Mr. Weiss turned to Leo and the burning in his eyes cooled down. How sudden these changes, she thought. She’d seen this sort of thing at the shelter: emotional squalls in grown men, erratic behavior flip-flopping, the way Leo acted when he needed something. She’d seen it with her brother, Greg, when he started drinking in high school.
“You have a nice boy,” Edward said, his voice tender. “You trust your babysitter? I assume you hired a Hungarian. You trust her?”
“Yes. She’s wonderful,” Annie said.
“You did a background check?”
“Yes, another American family referred her to us,” Annie said.
“People can fool you.”
He looked stricken again, as if a sharp object had stabbed his stomach. He leaned over and squeezed his eyes shut.

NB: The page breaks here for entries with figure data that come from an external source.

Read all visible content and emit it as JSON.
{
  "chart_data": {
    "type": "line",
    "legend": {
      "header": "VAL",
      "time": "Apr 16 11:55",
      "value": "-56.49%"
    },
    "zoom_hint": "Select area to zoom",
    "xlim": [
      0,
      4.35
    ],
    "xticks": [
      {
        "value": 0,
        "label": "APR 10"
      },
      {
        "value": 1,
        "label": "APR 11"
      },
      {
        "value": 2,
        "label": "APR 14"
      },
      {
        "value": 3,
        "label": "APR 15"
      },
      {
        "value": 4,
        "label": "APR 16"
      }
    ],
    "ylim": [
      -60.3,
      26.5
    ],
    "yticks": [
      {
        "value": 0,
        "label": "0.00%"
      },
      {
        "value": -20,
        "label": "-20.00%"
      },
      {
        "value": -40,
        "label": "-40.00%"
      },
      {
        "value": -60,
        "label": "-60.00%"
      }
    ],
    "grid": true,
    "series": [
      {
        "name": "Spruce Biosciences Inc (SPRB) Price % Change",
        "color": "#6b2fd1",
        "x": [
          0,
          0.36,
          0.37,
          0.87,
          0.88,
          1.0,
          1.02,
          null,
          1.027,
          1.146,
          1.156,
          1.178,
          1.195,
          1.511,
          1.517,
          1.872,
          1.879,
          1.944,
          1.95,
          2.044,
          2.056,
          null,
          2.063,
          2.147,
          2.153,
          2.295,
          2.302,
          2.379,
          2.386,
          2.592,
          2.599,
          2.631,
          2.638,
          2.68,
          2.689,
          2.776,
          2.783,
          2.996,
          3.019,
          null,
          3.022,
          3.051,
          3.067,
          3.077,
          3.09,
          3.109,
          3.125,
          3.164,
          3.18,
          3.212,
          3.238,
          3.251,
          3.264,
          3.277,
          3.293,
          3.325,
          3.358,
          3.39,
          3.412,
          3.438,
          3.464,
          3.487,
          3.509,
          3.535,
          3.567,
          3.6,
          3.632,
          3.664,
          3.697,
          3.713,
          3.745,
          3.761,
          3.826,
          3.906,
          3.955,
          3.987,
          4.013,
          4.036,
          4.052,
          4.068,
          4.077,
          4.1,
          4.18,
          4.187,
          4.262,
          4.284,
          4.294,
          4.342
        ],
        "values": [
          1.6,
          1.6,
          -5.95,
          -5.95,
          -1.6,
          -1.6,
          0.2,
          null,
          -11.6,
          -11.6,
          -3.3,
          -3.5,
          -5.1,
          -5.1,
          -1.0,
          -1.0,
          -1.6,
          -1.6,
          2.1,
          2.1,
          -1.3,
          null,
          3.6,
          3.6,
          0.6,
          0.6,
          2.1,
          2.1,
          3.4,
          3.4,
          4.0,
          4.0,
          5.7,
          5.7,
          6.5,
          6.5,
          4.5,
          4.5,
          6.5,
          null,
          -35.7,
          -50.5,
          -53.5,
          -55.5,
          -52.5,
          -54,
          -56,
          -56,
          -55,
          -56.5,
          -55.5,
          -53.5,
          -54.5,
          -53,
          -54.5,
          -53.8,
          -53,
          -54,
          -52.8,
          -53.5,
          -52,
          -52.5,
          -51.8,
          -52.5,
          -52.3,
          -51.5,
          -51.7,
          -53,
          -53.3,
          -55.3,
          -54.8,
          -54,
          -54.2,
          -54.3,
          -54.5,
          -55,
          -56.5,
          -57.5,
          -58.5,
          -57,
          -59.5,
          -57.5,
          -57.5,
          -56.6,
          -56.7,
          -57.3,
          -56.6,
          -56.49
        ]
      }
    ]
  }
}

“Mr. Weiss?” She reached toward him.
“Sir, why don’t you sit down?” Will put his hand on Edward’s elbow. “Is it your stomach?”
She wondered if they should call a doctor.
“No. Look. Please. You’ll have to excuse me now.” The old man started for the door, his body tilting as if his legs were not the same length. “I’m going to have to cut this visit short.”
Annie picked up Leo and settled him on her hip, but he resisted, reaching out first toward the easel, then Edward.
“Honey, no. It’s time for lunch.”
“Sorry for the trouble,” Will said.
“Everything in life is trouble, haven’t you learned that yet?” Edward said, breathing hard.
Annie paused at the door.
“We’re happy to run an errand for you. We have a car. If you have a doctor’s appointment—anything. Please call us. Our cell phone number is on Will’s card. Did you bring a cell phone with you?” She quickly scanned the room for a landline, not expecting to see one. Very few Hungarians had phones in their homes. Or, if they did, it meant they had waited five, even ten, years for one and paid too much money or had some special connection to someone higher up in the food chain of favors. Only a select group had cell phones—the nouveau riche, state and city officials, politicians, and of course, Americans. She spotted Edward’s cell phone on the couch. “Please call us if you need anything,” Annie said.
Will handed him his business card.
“Look, I knew you’d show up eventually.”
“Call anytime,” Will said. “We don’t live far from here. We’re down by the river.”
“The river, you say?”
“Yes.”
Annie watched this information ricochet inside the old man’s throat. He swallowed and straightened his back, seeming to engage in something, then looked at her with new intent and interest.
“Any other Americans in your building?”
“No. No other Americans. Just us. The rest are Hungarians,” Annie said. She shifted Leo onto her other hip, but her son had become a body of twists and twirls. “Please, call us.”
“I will. I will do that.”
He nodded and opened the door, his surprisingly nimble fingers grabbing hold of the doorknob. “Keep an eye on your boy there. Watch out for thugs. Don’t let him out of your sight.”